Apple Watch And The Danger Of Undocumented Features
|Maybe, maybe not.|
Turns out that the Apple Watch has a secret hiding in its developer port, which itself is hidden in the attachment point for the Watch's bands. It is possible to charger via a physical connection, as well as the Qi connection on the rear plate.
This opens up all kinds of possibilities for bands with batteries or charging connections exposed to the outside world. One watch band manufacturer - Reserve, discoverer of the capability - intends to rejig its planned battery band to use the port.
Now, placing the port where it is on the Watch strongly suggests that Apple may have had this in mind for a future development. Or may have had it in mind for launch and decided to cancel the feature at the last moment. Whatever the truth basing a project on an undocumented feature which could be disabled by Apple through software doesn't strike me as a particularly clever thing to do.
Not that I think it represents a risk to the Watch itself, but if the Reserve were to prove successful and then Apple were to throw the kill-switch the company would saddle itself with a heap of disgruntled customers, a possible barrel-load of returned hardware and a damaged brand.

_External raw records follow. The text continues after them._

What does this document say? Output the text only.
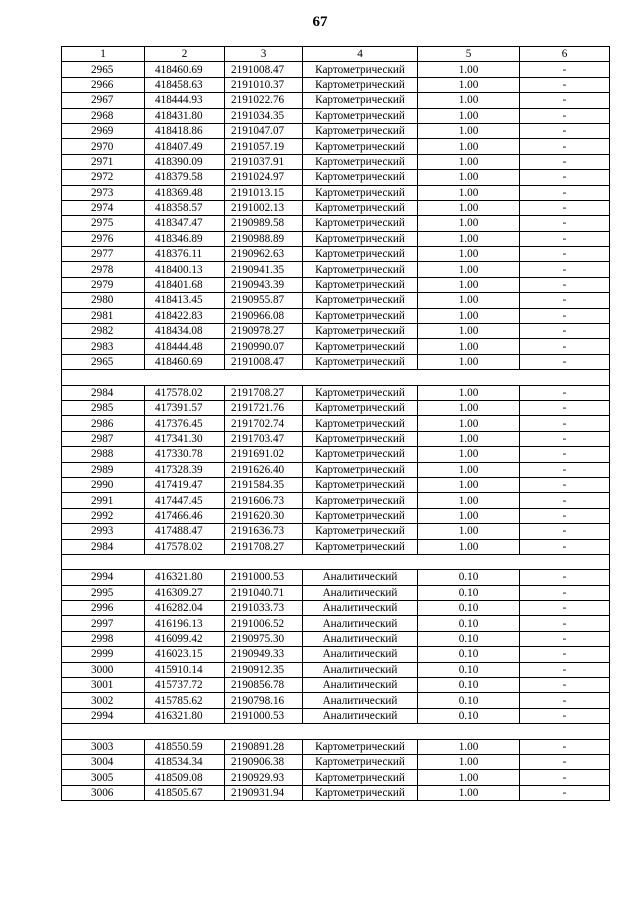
67
1	2	3	4	5	6
2965	418460.69	2191008.47	Картометрический	1.00	-
2966	418458.63	2191010.37	Картометрический	1.00	-
2967	418444.93	2191022.76	Картометрический	1.00	-
2968	418431.80	2191034.35	Картометрический	1.00	-
2969	418418.86	2191047.07	Картометрический	1.00	-
2970	418407.49	2191057.19	Картометрический	1.00	-
2971	418390.09	2191037.91	Картометрический	1.00	-
2972	418379.58	2191024.97	Картометрический	1.00	-
2973	418369.48	2191013.15	Картометрический	1.00	-
2974	418358.57	2191002.13	Картометрический	1.00	-
2975	418347.47	2190989.58	Картометрический	1.00	-
2976	418346.89	2190988.89	Картометрический	1.00	-
2977	418376.11	2190962.63	Картометрический	1.00	-
2978	418400.13	2190941.35	Картометрический	1.00	-
2979	418401.68	2190943.39	Картометрический	1.00	-
2980	418413.45	2190955.87	Картометрический	1.00	-
2981	418422.83	2190966.08	Картометрический	1.00	-
2982	418434.08	2190978.27	Картометрический	1.00	-
2983	418444.48	2190990.07	Картометрический	1.00	-
2965	418460.69	2191008.47	Картометрический	1.00	-

2984	417578.02	2191708.27	Картометрический	1.00	-
2985	417391.57	2191721.76	Картометрический	1.00	-
2986	417376.45	2191702.74	Картометрический	1.00	-
2987	417341.30	2191703.47	Картометрический	1.00	-
2988	417330.78	2191691.02	Картометрический	1.00	-
2989	417328.39	2191626.40	Картометрический	1.00	-
2990	417419.47	2191584.35	Картометрический	1.00	-
2991	417447.45	2191606.73	Картометрический	1.00	-
2992	417466.46	2191620.30	Картометрический	1.00	-
2993	417488.47	2191636.73	Картометрический	1.00	-
2984	417578.02	2191708.27	Картометрический	1.00	-

2994	416321.80	2191000.53	Аналитический	0.10	-
2995	416309.27	2191040.71	Аналитический	0.10	-
2996	416282.04	2191033.73	Аналитический	0.10	-
2997	416196.13	2191006.52	Аналитический	0.10	-
2998	416099.42	2190975.30	Аналитический	0.10	-
2999	416023.15	2190949.33	Аналитический	0.10	-
3000	415910.14	2190912.35	Аналитический	0.10	-
3001	415737.72	2190856.78	Аналитический	0.10	-
3002	415785.62	2190798.16	Аналитический	0.10	-
2994	416321.80	2191000.53	Аналитический	0.10	-

3003	418550.59	2190891.28	Картометрический	1.00	-
3004	418534.34	2190906.38	Картометрический	1.00	-
3005	418509.08	2190929.93	Картометрический	1.00	-
3006	418505.67	2190931.94	Картометрический	1.00	-
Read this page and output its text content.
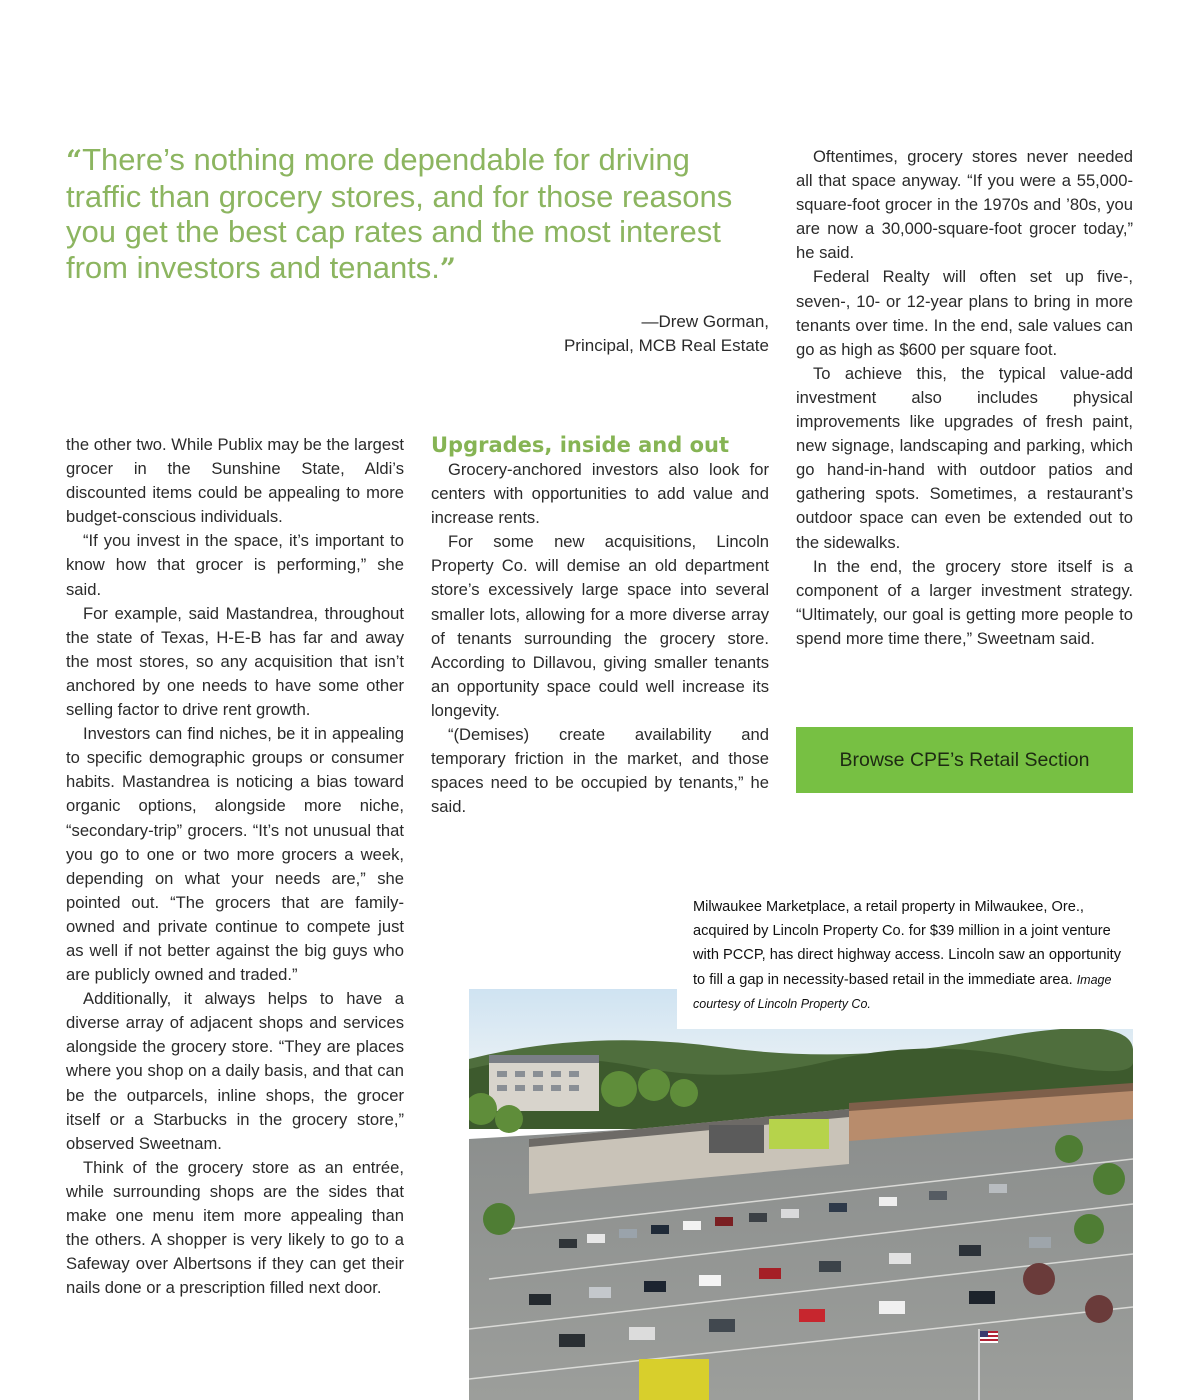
“There’s nothing more dependable for driving traffic than grocery stores, and for those reasons you get the best cap rates and the most interest from investors and tenants.”
—Drew Gorman,
Principal, MCB Real Estate

the other two. While Publix may be the largest grocer in the Sunshine State, Aldi’s discounted items could be appealing to more budget-conscious individuals.

“If you invest in the space, it’s important to know how that grocer is performing,” she said.

For example, said Mastandrea, throughout the state of Texas, H-E-B has far and away the most stores, so any acquisition that isn’t anchored by one needs to have some other selling factor to drive rent growth.

Investors can find niches, be it in appealing to specific demographic groups or consumer habits. Mastandrea is noticing a bias toward organic options, alongside more niche, “secondary-trip” grocers. “It’s not unusual that you go to one or two more grocers a week, depending on what your needs are,” she pointed out. “The grocers that are family-owned and private continue to compete just as well if not better against the big guys who are publicly owned and traded.”

Additionally, it always helps to have a diverse array of adjacent shops and services alongside the grocery store. “They are places where you shop on a daily basis, and that can be the outparcels, inline shops, the grocer itself or a Starbucks in the grocery store,” observed Sweetnam.

Think of the grocery store as an entrée, while surrounding shops are the sides that make one menu item more appealing than the others. A shopper is very likely to go to a Safeway over Albertsons if they can get their nails done or a prescription filled next door.

Upgrades, inside and out

Grocery-anchored investors also look for centers with opportunities to add value and increase rents.

For some new acquisitions, Lincoln Property Co. will demise an old department store’s excessively large space into several smaller lots, allowing for a more diverse array of tenants surrounding the grocery store. According to Dillavou, giving smaller tenants an opportunity space could well increase its longevity.

“(Demises) create availability and temporary friction in the market, and those spaces need to be occupied by tenants,” he said.

Oftentimes, grocery stores never needed all that space anyway. “If you were a 55,000-square-foot grocer in the 1970s and ’80s, you are now a 30,000-square-foot grocer today,” he said.

Federal Realty will often set up five-, seven-, 10- or 12-year plans to bring in more tenants over time. In the end, sale values can go as high as $600 per square foot.

To achieve this, the typical value-add investment also includes physical improvements like upgrades of fresh paint, new signage, landscaping and parking, which go hand-in-hand with outdoor patios and gathering spots. Sometimes, a restaurant’s outdoor space can even be extended out to the sidewalks.

In the end, the grocery store itself is a component of a larger investment strategy. “Ultimately, our goal is getting more people to spend more time there,” Sweetnam said.

Browse CPE’s Retail Section

Milwaukee Marketplace, a retail property in Milwaukee, Ore., acquired by Lincoln Property Co. for $39 million in a joint venture with PCCP, has direct highway access. Lincoln saw an opportunity to fill a gap in necessity-based retail in the immediate area. Image courtesy of Lincoln Property Co.
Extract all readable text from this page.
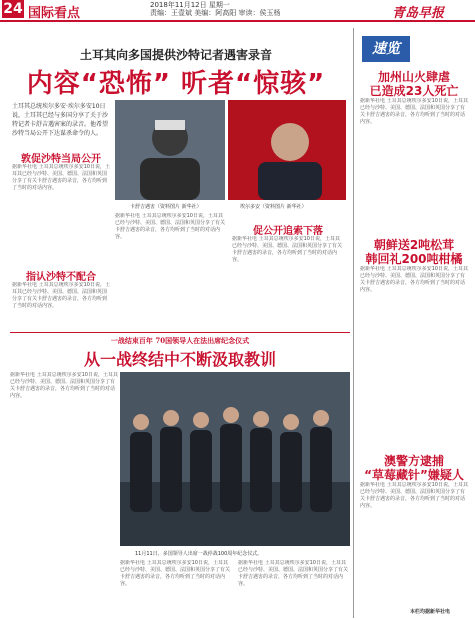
24 国际看点
2018年11月12日 星期一
责编：王壹斌 美编：阿高阳 审读：侯玉杨	青岛早报
土耳其向多国提供沙特记者遇害录音
内容“恐怖” 听者“惊骇”
土耳其总统埃尔多安·埃尔多安10日说，土耳其已经与多国分享了关于沙特记者卡舒吉遇害案的录音。他希望沙特当局公开下达谋杀命令的人。
敦促沙特当局公开
据新华社电 土耳其总统埃尔多安10日说，土耳其已经与沙特、美国、德国、法国和英国分享了有关卡舒吉遇害的录音，各方均听到了当时的对话内容。
指认沙特不配合
据新华社电 土耳其总统埃尔多安10日说，土耳其已经与沙特、美国、德国、法国和英国分享了有关卡舒吉遇害的录音，各方均听到了当时的对话内容。
卡舒吉遇害（资料图片 新华社）	埃尔多安（资料图片 新华社）
据新华社电 土耳其总统埃尔多安10日说，土耳其已经与沙特、美国、德国、法国和英国分享了有关卡舒吉遇害的录音，各方均听到了当时的对话内容。	促公开追索下落
据新华社电 土耳其总统埃尔多安10日说，土耳其已经与沙特、美国、德国、法国和英国分享了有关卡舒吉遇害的录音，各方均听到了当时的对话内容。
一战结束百年 70国领导人在法出席纪念仪式
从一战终结中不断汲取教训
据新华社电 土耳其总统埃尔多安10日说，土耳其已经与沙特、美国、德国、法国和英国分享了有关卡舒吉遇害的录音，各方均听到了当时的对话内容。
11月11日，多国领导人出席一战停战100周年纪念仪式。
据新华社电 土耳其总统埃尔多安10日说，土耳其已经与沙特、美国、德国、法国和英国分享了有关卡舒吉遇害的录音，各方均听到了当时的对话内容。
据新华社电 土耳其总统埃尔多安10日说，土耳其已经与沙特、美国、德国、法国和英国分享了有关卡舒吉遇害的录音，各方均听到了当时的对话内容。
速览
加州山火肆虐
已造成23人死亡
据新华社电 土耳其总统埃尔多安10日说，土耳其已经与沙特、美国、德国、法国和英国分享了有关卡舒吉遇害的录音，各方均听到了当时的对话内容。
朝鲜送2吨松茸
韩回礼200吨柑橘
据新华社电 土耳其总统埃尔多安10日说，土耳其已经与沙特、美国、德国、法国和英国分享了有关卡舒吉遇害的录音，各方均听到了当时的对话内容。
澳警方逮捕
“草莓藏针”嫌疑人
据新华社电 土耳其总统埃尔多安10日说，土耳其已经与沙特、美国、德国、法国和英国分享了有关卡舒吉遇害的录音，各方均听到了当时的对话内容。
本栏均据新华社电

On the other hand if Apple are planning on allowing this port to be used for charging then you can be sure that it will want to vet products to ensure they aren't going to damage a customer's Watch. This suggests that a certification programme, along the lines of MFi, could be in the offing. Whether this will be backed with DRM remains to be seen.
In either case I'd tread very carefully before buying the Reserve, because you may end up with a pointlessly heavy watch strap that doesn't do what you bought it for.